花翠笑话闵安是不是心里念得急,将闵安说成了大红脸。闵安问不出玄序的下落,换好衣装走出门,向非衣及师父辞别。
非衣跟着说:“我送你去府衙。”
傍晚,闵安走进昌平府府衙报道,拿到见习司吏的备用物,装进包袱里背出了门。非衣又问:“现在想去哪里?”
闵安确是有一个地方要去,不过他不敢拖着非衣一起过去,原因是他要转送小猞猁给萧宝儿,顺便逮住五梅恐吓兼教训一番。
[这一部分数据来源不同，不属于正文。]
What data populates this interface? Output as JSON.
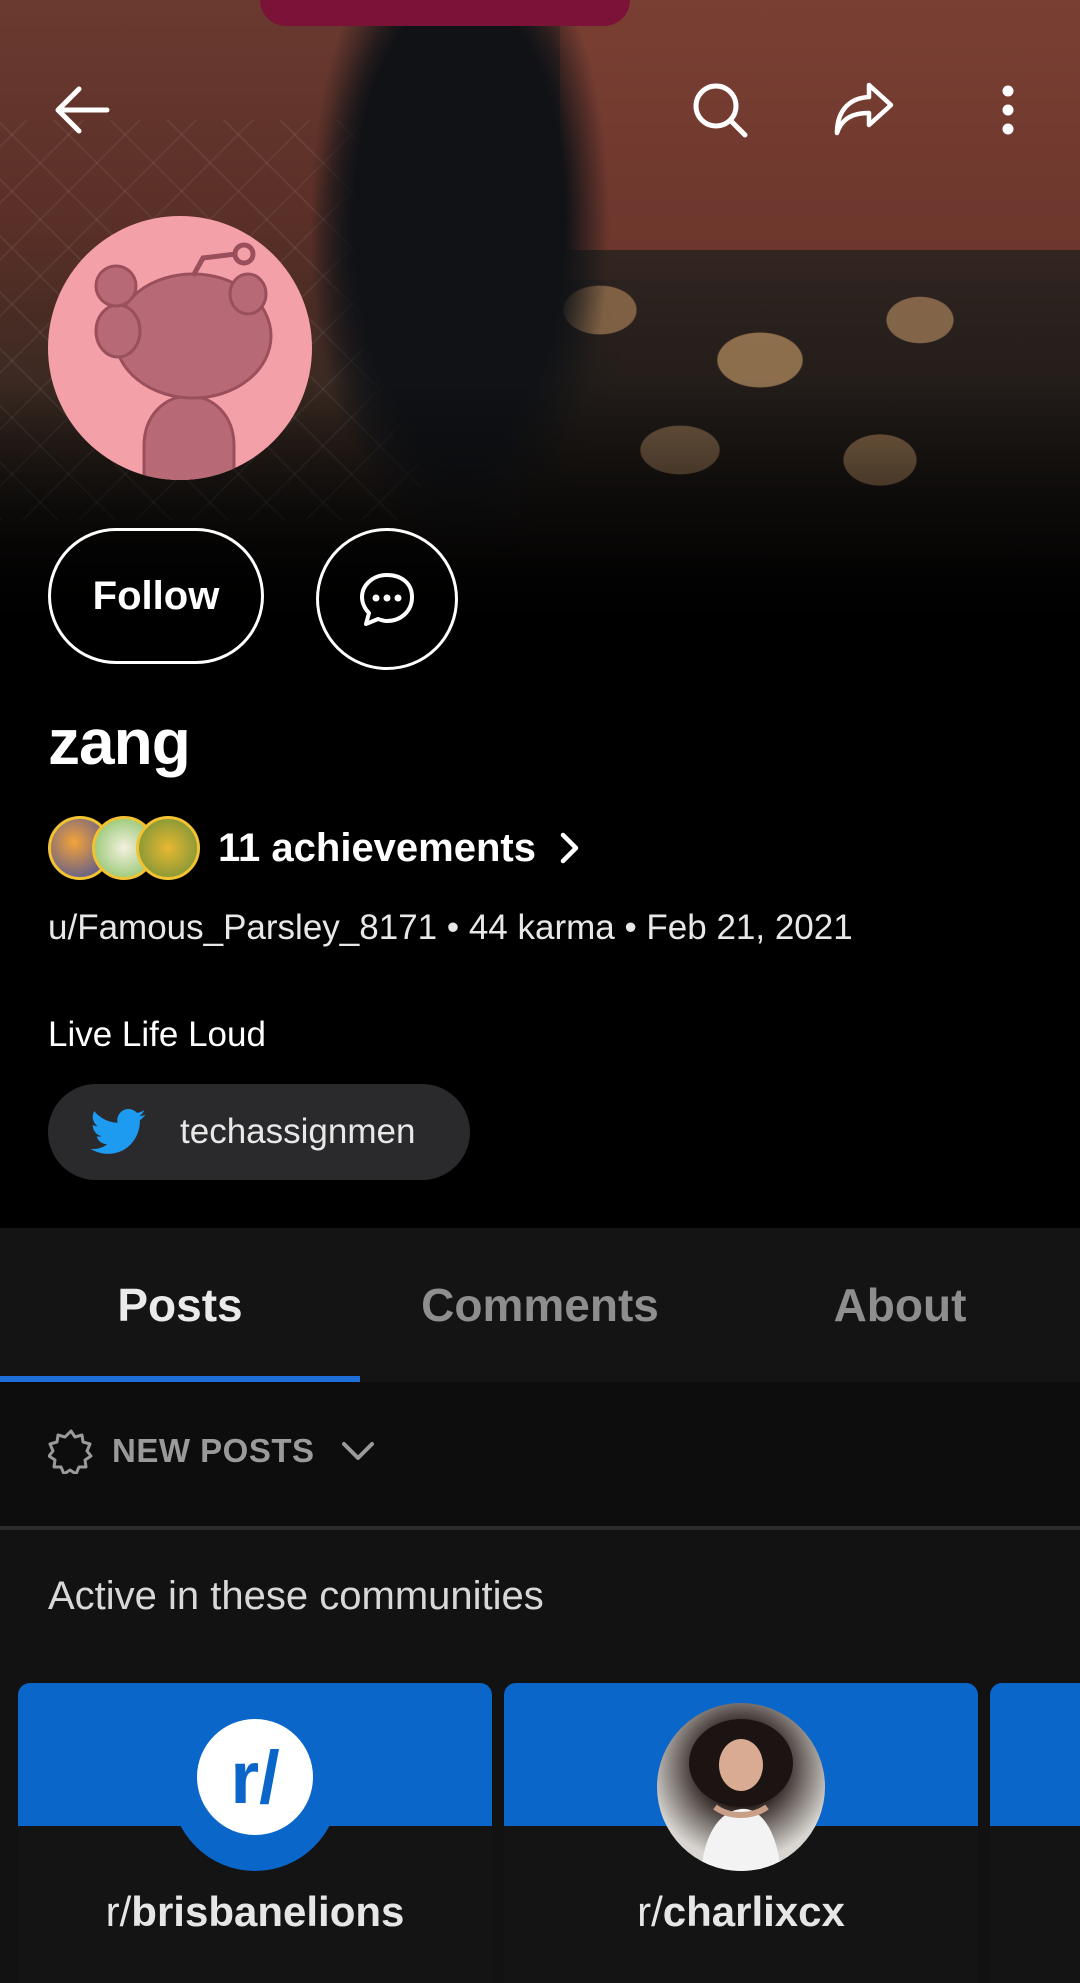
{
  "user": {
    "display_name": "zang",
    "achievements_label": "11 achievements",
    "meta_line": "u/Famous_Parsley_8171 • 44 karma • Feb 21, 2021",
    "bio": "Live Life Loud",
    "social_link": "techassignmen"
  },
  "actions": {
    "follow_label": "Follow"
  },
  "tabs": [
    {
      "label": "Posts",
      "active": true
    },
    {
      "label": "Comments",
      "active": false
    },
    {
      "label": "About",
      "active": false
    }
  ],
  "sort": {
    "label": "NEW POSTS"
  },
  "communities": {
    "title": "Active in these communities",
    "items": [
      {
        "prefix": "r/",
        "name": "brisbanelions",
        "icon": "reddit-default-community-icon"
      },
      {
        "prefix": "r/",
        "name": "charlixcx",
        "icon": "community-photo-avatar"
      }
    ]
  },
  "colors": {
    "accent": "#1e6fd9",
    "community_banner": "#0a66c9",
    "avatar_bg": "#f4a0a8",
    "twitter": "#1d9bf0"
  }
}
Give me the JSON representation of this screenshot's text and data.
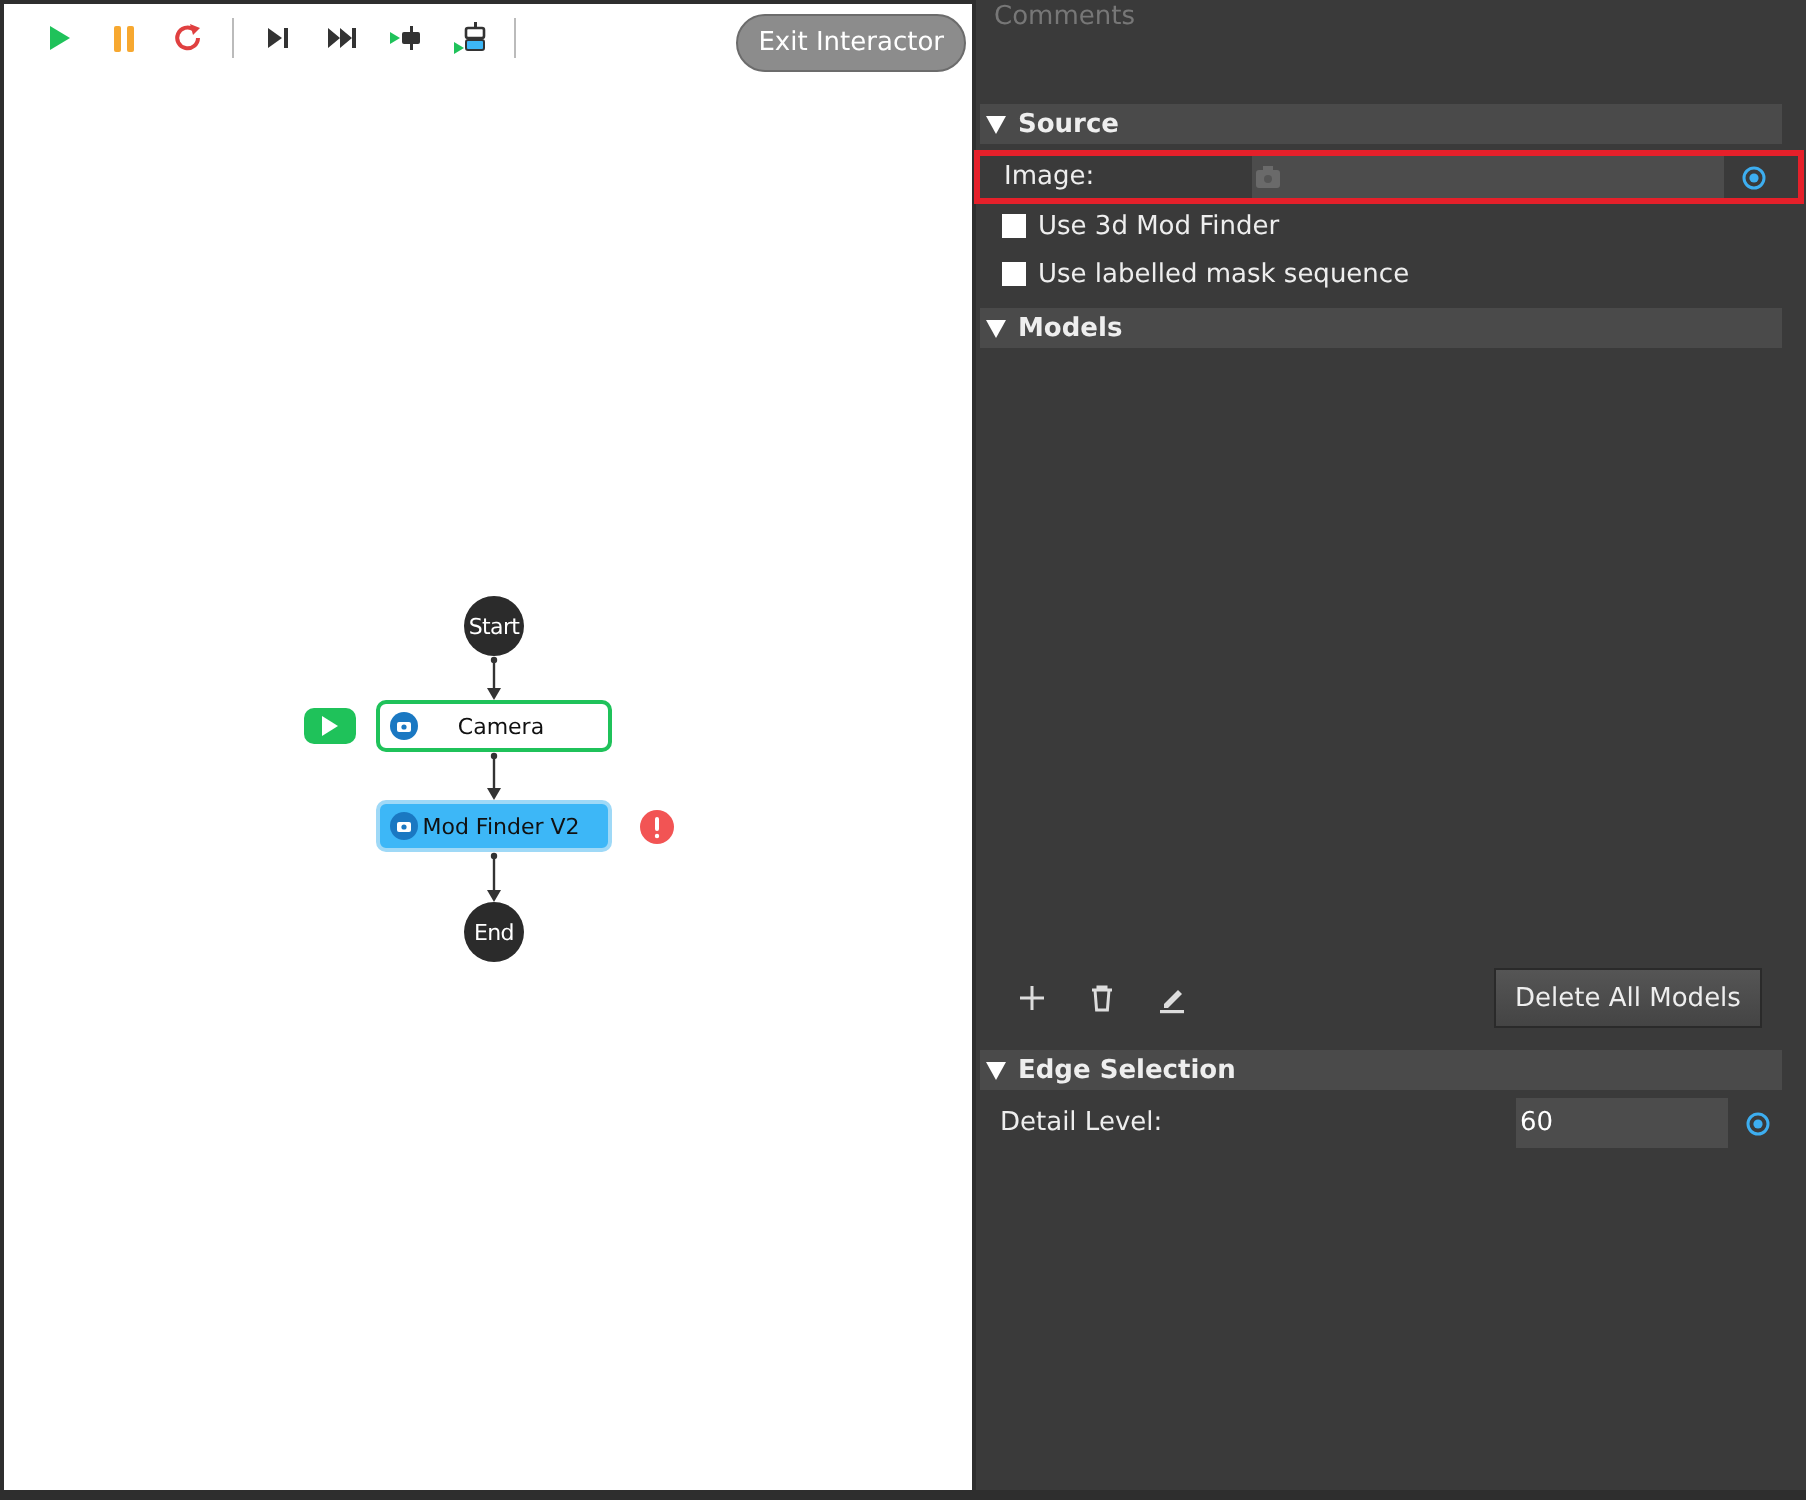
{
  "toolbar": {
    "exit_button": "Exit Interactor"
  },
  "flow": {
    "nodes": [
      {
        "kind": "terminal",
        "label": "Start"
      },
      {
        "kind": "step",
        "label": "Camera",
        "running": true,
        "selected": false,
        "error": false
      },
      {
        "kind": "step",
        "label": "Mod Finder V2",
        "running": false,
        "selected": true,
        "error": true
      },
      {
        "kind": "terminal",
        "label": "End"
      }
    ]
  },
  "panel": {
    "comments_label": "Comments",
    "sections": [
      {
        "title": "Source",
        "expanded": true,
        "rows": [
          {
            "kind": "image",
            "label": "Image:",
            "highlighted": true
          },
          {
            "kind": "checkbox",
            "label": "Use 3d Mod Finder",
            "checked": false
          },
          {
            "kind": "checkbox",
            "label": "Use labelled mask sequence",
            "checked": false
          }
        ]
      },
      {
        "title": "Models",
        "expanded": true,
        "rows": [
          {
            "kind": "list_tools",
            "button": "Delete All Models"
          }
        ]
      },
      {
        "title": "Edge Selection",
        "expanded": true,
        "rows": [
          {
            "kind": "number",
            "label": "Detail Level:",
            "value": "60"
          }
        ]
      }
    ]
  }
}
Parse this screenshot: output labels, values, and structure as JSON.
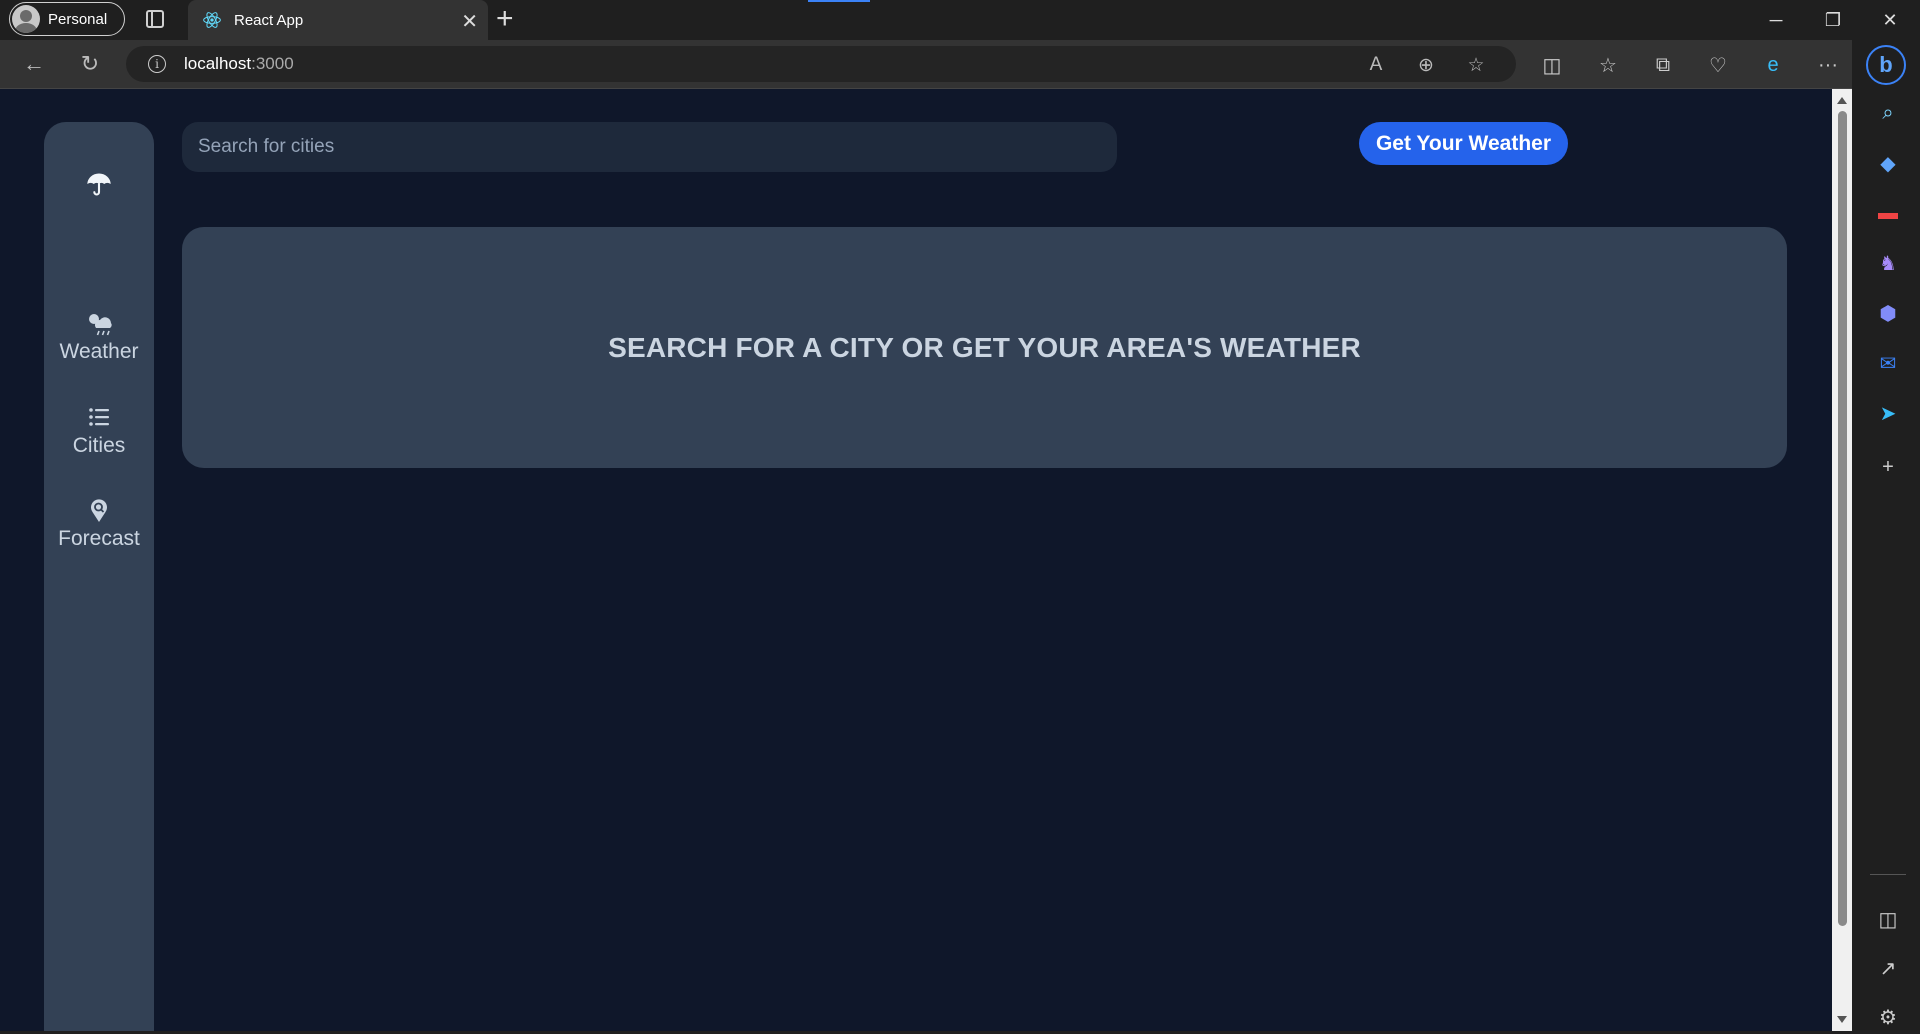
{
  "browser": {
    "profile_label": "Personal",
    "tab_title": "React App",
    "url_host": "localhost",
    "url_port": ":3000"
  },
  "app": {
    "nav_items": [
      {
        "label": "Weather",
        "icon": "cloud-sun-rain-icon"
      },
      {
        "label": "Cities",
        "icon": "list-icon"
      },
      {
        "label": "Forecast",
        "icon": "map-search-icon"
      }
    ],
    "search_placeholder": "Search for cities",
    "weather_button_label": "Get Your Weather",
    "message": "SEARCH FOR A CITY OR GET YOUR AREA'S WEATHER"
  },
  "colors": {
    "page_bg": "#0f172a",
    "panel": "#334155",
    "input_bg": "#1e293b",
    "accent": "#2563eb"
  }
}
他抓着头说:“我去前面市集逛逛,给翠花买些小衣物,非衣回府去歇着吧。”
非衣一听是姑娘家的贴身小衣,也不便跟在身边,将马车停在了街口。暗卫现身一次,向非衣通传行馆及世子府的消息。
非衣再等了一刻,不见闵安回转,心下惊异,唤身边所有人手去市集查看。
然而所有的消息都回传说没见到过闵安的人影。
闵安在熙攘集市中就这样消失了。
非衣想了想,吩咐车夫调头去了府衙,唤来刑房书吏,询问闵安经手办理的积案地点。书吏不敢含糊,说了两三个地方,非衣只得备好一切事物,打算天明之后一一探查过去。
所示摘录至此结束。